Некоторое даже уважение звучало в его голосе. Было ясно, что он уже не задумывается над тем, кто он: первый или сто первый?
Куприна он любил. В первых реалистических рассказах Грина, собранных в книге «Шапка-невидимка» (она издана в 1908 году), чувствуется влияние Куприна. Книжка эта, надо сказать, неудачна, что признавал и сам Грин. В этой книге он не нашел себя, пытаясь писать бытовые рассказы. Неудача постигла его, и он покорился особенностям своего оригинального дарования, которое повело его по пути одинокому, отдельному от других писателей. Он подчинил свое творчество страстной мечте, выращенной в суровой и трудной его жизни.
Иногда он уставал от несоответствия мечтаний своих с действительностью, вовлекаясь тем самым в традиционное русло романтического разочарования и отчаяния. Может быть, иной раз он даже пугался своих собственных вымыслов, отрывавших его от реальной жизни, от реального повседневного быта. Может быть, он подчас тяжело ощущал свое обособленное положение в литературе, свое одиночество и бесприютность. Может быть, тоска и отчаяние подчас одолевали его. Но он не любил говорить о себе и своих душевных настроениях. Он был замкнут и никогда о себе не распространялся. В рассказе «Крысолов» он пессимистически пишет, что «внутренний мир наш интересен немногим». Но тут же добавляет: «Однако я сам пристально интересовался всякой другой душой, почему мало высказывался, а более слушал».

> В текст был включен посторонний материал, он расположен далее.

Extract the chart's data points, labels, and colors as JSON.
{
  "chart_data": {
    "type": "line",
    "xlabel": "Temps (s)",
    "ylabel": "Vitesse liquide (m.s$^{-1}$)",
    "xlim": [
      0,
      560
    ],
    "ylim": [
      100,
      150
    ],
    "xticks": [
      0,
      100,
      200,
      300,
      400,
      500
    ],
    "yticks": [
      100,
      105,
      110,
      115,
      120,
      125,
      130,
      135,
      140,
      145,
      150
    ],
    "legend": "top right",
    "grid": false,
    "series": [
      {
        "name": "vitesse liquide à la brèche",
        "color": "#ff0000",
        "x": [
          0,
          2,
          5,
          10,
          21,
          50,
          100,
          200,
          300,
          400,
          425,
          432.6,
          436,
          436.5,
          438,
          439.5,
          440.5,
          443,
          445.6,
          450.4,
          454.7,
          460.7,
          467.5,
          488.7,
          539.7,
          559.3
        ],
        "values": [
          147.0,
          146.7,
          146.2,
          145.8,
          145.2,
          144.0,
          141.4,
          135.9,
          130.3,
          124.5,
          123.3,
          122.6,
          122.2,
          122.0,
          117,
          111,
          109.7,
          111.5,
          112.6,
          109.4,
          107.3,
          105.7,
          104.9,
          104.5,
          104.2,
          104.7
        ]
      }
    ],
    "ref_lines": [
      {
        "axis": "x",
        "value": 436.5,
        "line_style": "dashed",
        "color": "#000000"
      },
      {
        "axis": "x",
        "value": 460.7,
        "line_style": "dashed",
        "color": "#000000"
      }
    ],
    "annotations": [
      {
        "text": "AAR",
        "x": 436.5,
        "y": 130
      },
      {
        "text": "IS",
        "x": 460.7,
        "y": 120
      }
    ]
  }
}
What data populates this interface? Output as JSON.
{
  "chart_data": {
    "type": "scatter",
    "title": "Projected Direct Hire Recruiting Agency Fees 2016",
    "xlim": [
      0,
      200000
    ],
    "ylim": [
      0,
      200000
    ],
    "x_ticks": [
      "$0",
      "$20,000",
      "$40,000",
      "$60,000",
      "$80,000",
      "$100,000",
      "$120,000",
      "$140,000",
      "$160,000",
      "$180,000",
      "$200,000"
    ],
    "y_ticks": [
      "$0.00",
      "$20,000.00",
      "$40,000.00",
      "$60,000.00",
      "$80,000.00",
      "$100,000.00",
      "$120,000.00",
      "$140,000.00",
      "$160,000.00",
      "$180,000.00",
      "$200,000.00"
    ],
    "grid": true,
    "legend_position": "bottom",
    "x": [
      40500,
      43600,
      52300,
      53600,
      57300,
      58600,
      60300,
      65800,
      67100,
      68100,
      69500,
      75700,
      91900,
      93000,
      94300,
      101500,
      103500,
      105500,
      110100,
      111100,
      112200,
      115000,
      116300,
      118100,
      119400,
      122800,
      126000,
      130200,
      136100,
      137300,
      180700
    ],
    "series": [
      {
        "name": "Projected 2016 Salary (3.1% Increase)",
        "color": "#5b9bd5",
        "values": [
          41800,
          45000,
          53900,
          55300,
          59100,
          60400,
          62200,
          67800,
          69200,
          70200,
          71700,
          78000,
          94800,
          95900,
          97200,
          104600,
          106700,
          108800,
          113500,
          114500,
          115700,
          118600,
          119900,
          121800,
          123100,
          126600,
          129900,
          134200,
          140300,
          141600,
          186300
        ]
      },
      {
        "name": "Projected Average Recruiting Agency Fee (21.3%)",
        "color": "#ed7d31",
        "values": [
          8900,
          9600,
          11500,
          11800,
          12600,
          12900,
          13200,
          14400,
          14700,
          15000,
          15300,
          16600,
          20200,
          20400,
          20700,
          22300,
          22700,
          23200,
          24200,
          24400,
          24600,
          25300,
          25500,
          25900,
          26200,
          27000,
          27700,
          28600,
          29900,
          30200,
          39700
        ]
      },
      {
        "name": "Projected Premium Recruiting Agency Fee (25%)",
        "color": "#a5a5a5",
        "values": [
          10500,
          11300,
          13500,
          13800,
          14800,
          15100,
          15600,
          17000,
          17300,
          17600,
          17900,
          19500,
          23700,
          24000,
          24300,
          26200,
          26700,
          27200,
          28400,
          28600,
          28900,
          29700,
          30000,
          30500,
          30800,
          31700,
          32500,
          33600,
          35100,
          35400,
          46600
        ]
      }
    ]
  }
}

Показательно краткое выступление Грина на банкете литераторов в честь приехавшего к нам в двадцатом году Уэллса. Его речь резко отличалась от ряда произнесенных на этом банкете речей, в которых было немало пошлого, глупого и враждебного Советской власти. Грин держался еще более чопорно, чем всегда. Он приветствовал Уэллса как художника. И он напомнил присутствовавшим рассказ Уэллса «Остров эпиорниса» — о том, как выкинутый на пустынный остров человек нашел там яйцо неизвестной птицы, положил его на солнечный припек, согрел и вырастил необыкновенное существо, от которого ему пришлось спасаться, ибо это его детище стремилось убить его.
В человеке, вырастившем необычайную птицу, Грин усмотрел художника, в птице, гоняющейся за ним,— плод его художественного воображения, мечту его. Эта мечта, по Грину, была способна убить ее носителя. Уже одно это неожиданное истолкование рассказа Уэллса показывало, как относился к творчеству художник-фантаст Александр Грин. Искусство казалось Грину подчас недобрым, злым, способным убить человека.
Как часто случается с писателями, Грин, говоря о другом писателе, в данном случае об Уэллсе, говорил, конечно, о самом себе. В выращенной на пустынном острове странной птице Уэллса Александр Грин увидел родное душе своей искусство. И когда Грин описывал пустынный остров, казалось, что описывает он любимые, родные места. И со вкусом произносил он такие необычные для русского языка слова, как, например, «дрок». В этом своем выступлении Грин продолжал, в сущности, прежнюю свою, дореволюционную линию поведения, охранял позицию человека, оставшегося наедине со своей мечтой, которая гонит его и грозит убить его.
Настроение отчаяния с особой силой выразилось в его рассказе «Штурман „Четырех ветров"». В этом рассказе штурман ночью бродит по городу, ища общества, ища собутыльников, и вот он с остервенением рвет ворота дома, произносит громовые речи, требует людей. Но дом этот, перед которым неистовствует пьяный штурман, оказывается пустым, мертвым. А за этим штурманом доверчиво шагает автор: «Я брел, как слепой щенок, веселый, пьяный, мокрый и говорливый».